無名の個人ブログで掲載するような下手すれば自分以外誰も見ない作品なので、程よく手を抜くべきなのだろうけど、なまじクリスタの豊富な機能を目の当たりにすると、ついつい執拗に数秒で読み飛ばされるような一コマにすら注力して、一生懸命頑張ってしまったりしてひたすら効率が悪い。
そうして試行錯誤しているうちに思い出したが、そうだった、漫画を描くのってもの凄い面倒なんだった。
ネーム自体は3日もかからず描けてしまうのに、それを完成させるためには膨大な時間と工程を要するという、非効率の塊みたいなものが漫画なのだ。

しかしながら、漫画に限らずあらゆる創作そのものがそういった非効率で牛歩な側面を持っている。
一方、それに反する昨今の大衆文化におけるあまりにもペースの早い消費が、娯楽文化の斜陽の陰りを加速している節がある。
アニメなどもとにかくたくさん作られているようだけど、素人考えながらも、実際にそれらのうちで高い利益を生み出しているものはおそらくそれほどなく、自転車操業的な傾向が大半を占めるのではなかろうか。
そうして、中途半端に1シーズンだけ制作されるアニメが乱発され、原作とされてきたライトノベルや漫画など、数クールで丁寧にやっておけばもっと奥深く楽しめたであろう数々の弾が、無駄に消費されていく。
それらが尽きたころに、今度はリメイクやリバイバルのオンパレードとなっていく。
といった、ゲーム業界やハリウッドが通った道をなぞらえるような流れにアニメ業界もなっていくか、すでになっている可能性もある。

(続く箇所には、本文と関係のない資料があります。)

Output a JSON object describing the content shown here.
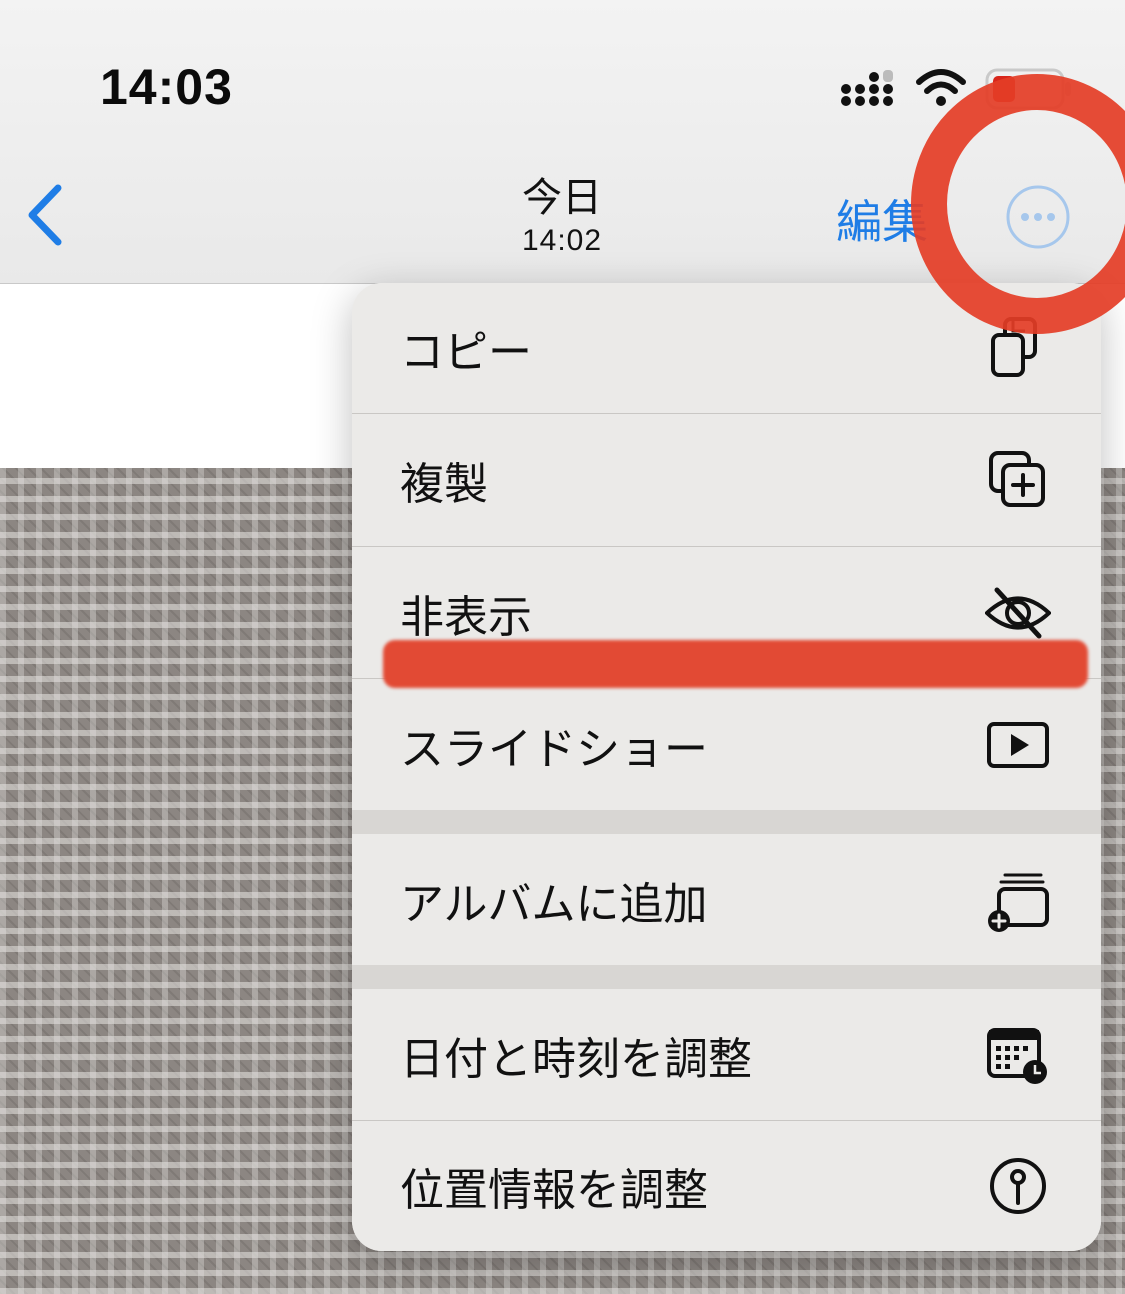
{
  "status_bar": {
    "time": "14:03"
  },
  "nav": {
    "title": "今日",
    "subtitle": "14:02",
    "edit_label": "編集"
  },
  "menu": {
    "items": [
      {
        "label": "コピー",
        "icon": "copy-icon"
      },
      {
        "label": "複製",
        "icon": "duplicate-icon"
      },
      {
        "label": "非表示",
        "icon": "eye-slash-icon"
      },
      {
        "label": "スライドショー",
        "icon": "play-rectangle-icon"
      },
      {
        "label": "アルバムに追加",
        "icon": "add-to-album-icon"
      },
      {
        "label": "日付と時刻を調整",
        "icon": "calendar-clock-icon"
      },
      {
        "label": "位置情報を調整",
        "icon": "location-pin-icon"
      }
    ]
  },
  "colors": {
    "accent": "#1f7de6",
    "annotation_red": "#e24a34",
    "menu_bg": "#ebeae8"
  }
}
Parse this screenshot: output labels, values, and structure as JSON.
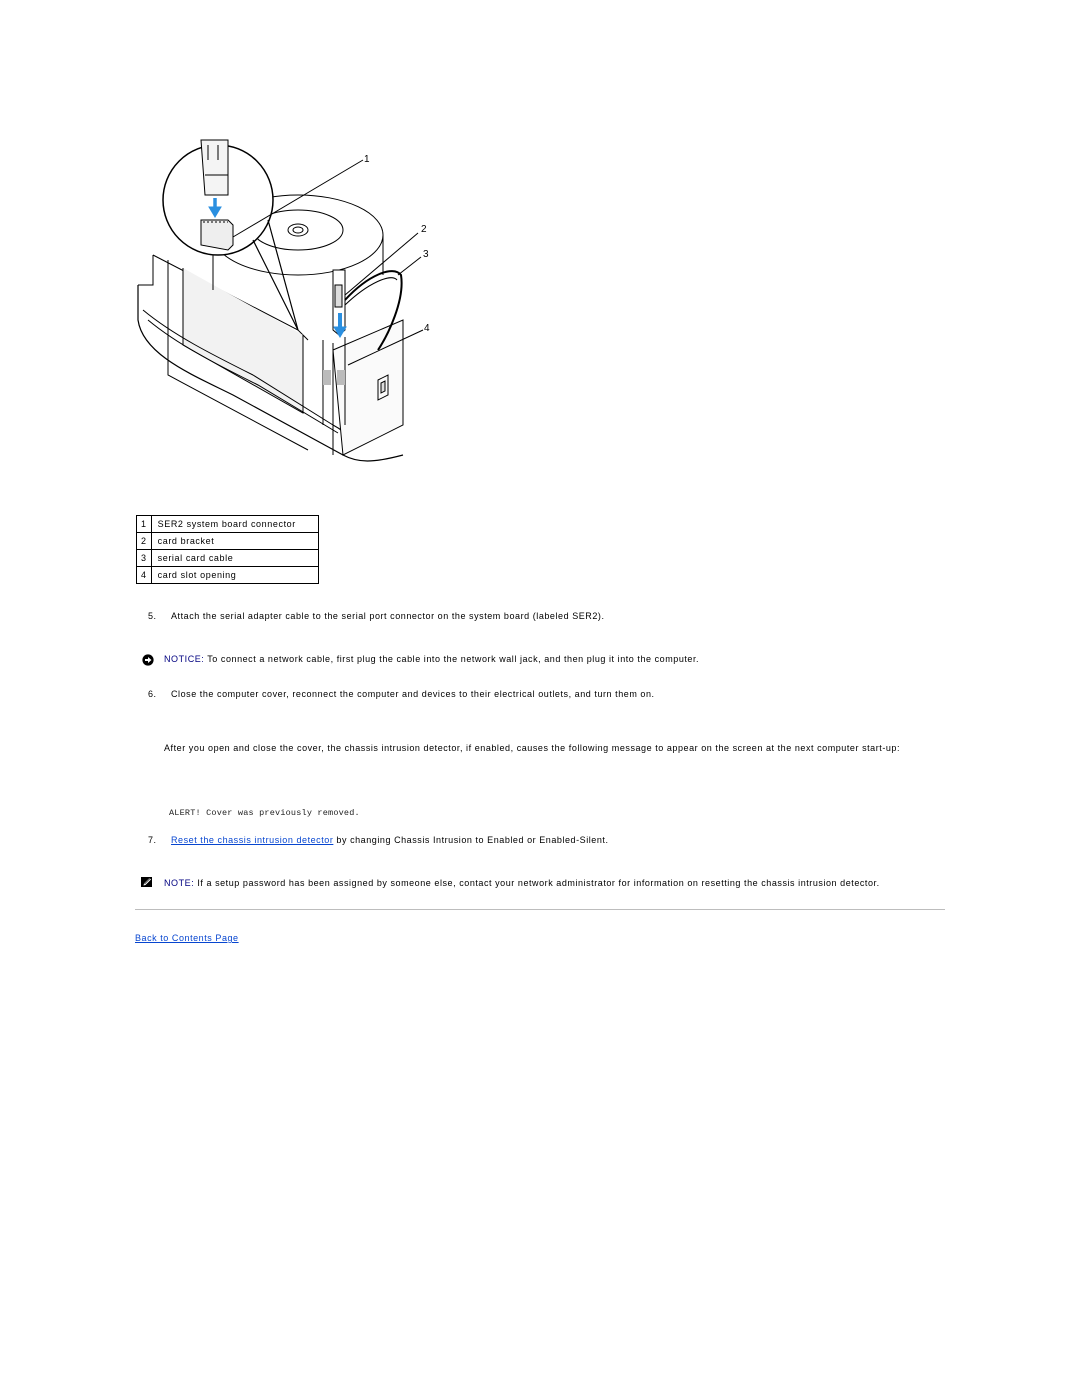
{
  "figure": {
    "name": "serial-card-cable-installation-illustration",
    "callout_markers": [
      "1",
      "2",
      "3",
      "4"
    ]
  },
  "callouts": [
    {
      "num": "1",
      "label": "SER2 system board connector"
    },
    {
      "num": "2",
      "label": "card bracket"
    },
    {
      "num": "3",
      "label": "serial card cable"
    },
    {
      "num": "4",
      "label": "card slot opening"
    }
  ],
  "steps": {
    "step5": {
      "num": "5.",
      "text": "Attach the serial adapter cable to the serial port connector on the system board (labeled SER2)."
    },
    "notice": {
      "icon": "notice-icon",
      "label": "NOTICE:",
      "text": " To connect a network cable, first plug the cable into the network wall jack, and then plug it into the computer."
    },
    "step6": {
      "num": "6.",
      "text": "Close the computer cover, reconnect the computer and devices to their electrical outlets, and turn them on."
    },
    "intrusion_paragraph": "After you open and close the cover, the chassis intrusion detector, if enabled, causes the following message to appear on the screen at the next computer start-up:",
    "alert_message": "ALERT! Cover was previously removed.",
    "step7": {
      "num": "7.",
      "link_text": "Reset the chassis intrusion detector",
      "text": " by changing Chassis Intrusion to Enabled or Enabled-Silent."
    },
    "note": {
      "icon": "note-pencil-icon",
      "label": "NOTE:",
      "text": " If a setup password has been assigned by someone else, contact your network administrator for information on resetting the chassis intrusion detector."
    }
  },
  "footer": {
    "back_link": "Back to Contents Page"
  },
  "colors": {
    "link": "#0645d0",
    "notice_label": "#000080",
    "rule": "#bdbdbd"
  }
}
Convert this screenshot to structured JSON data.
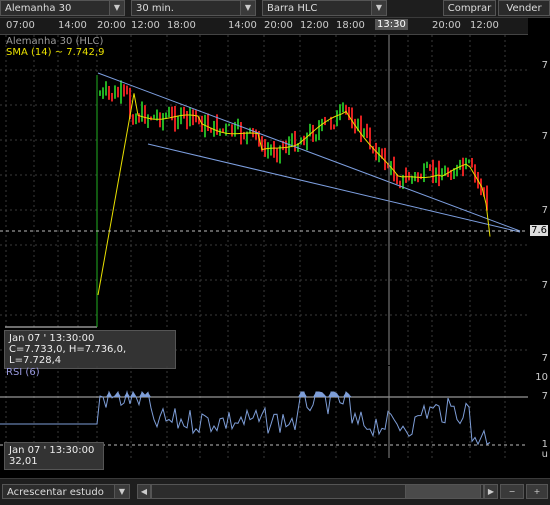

そう考えると、思考をほぼダイレクトにスピーディに反映できる文章は、本当に優れた情報伝達媒体であり、ペースの早い消費にもそれなりに柔軟に対応できる唯一の表現媒体ではなかろうか。
さらに、文章の表現力さえ持ち合わせていれば、実のところ小説などが物語を作る上で最も効率的で合理的、かつクリエイターフレンドリーなストーリーテリングの手法なのではあるまいか。
といった具合に、これまでの漫画の話とその苦労のすべてを無に帰した上に、独自のギャグ持論を語りだしたかと思えば、畑違いのアニメ業界の話を引っ張り出して警鐘を鳴らした風なことを書いて、あまつさえ、小説書くのが一番手っ取り早いなどとのたまってしまうほどに、漫画描くのに難儀している。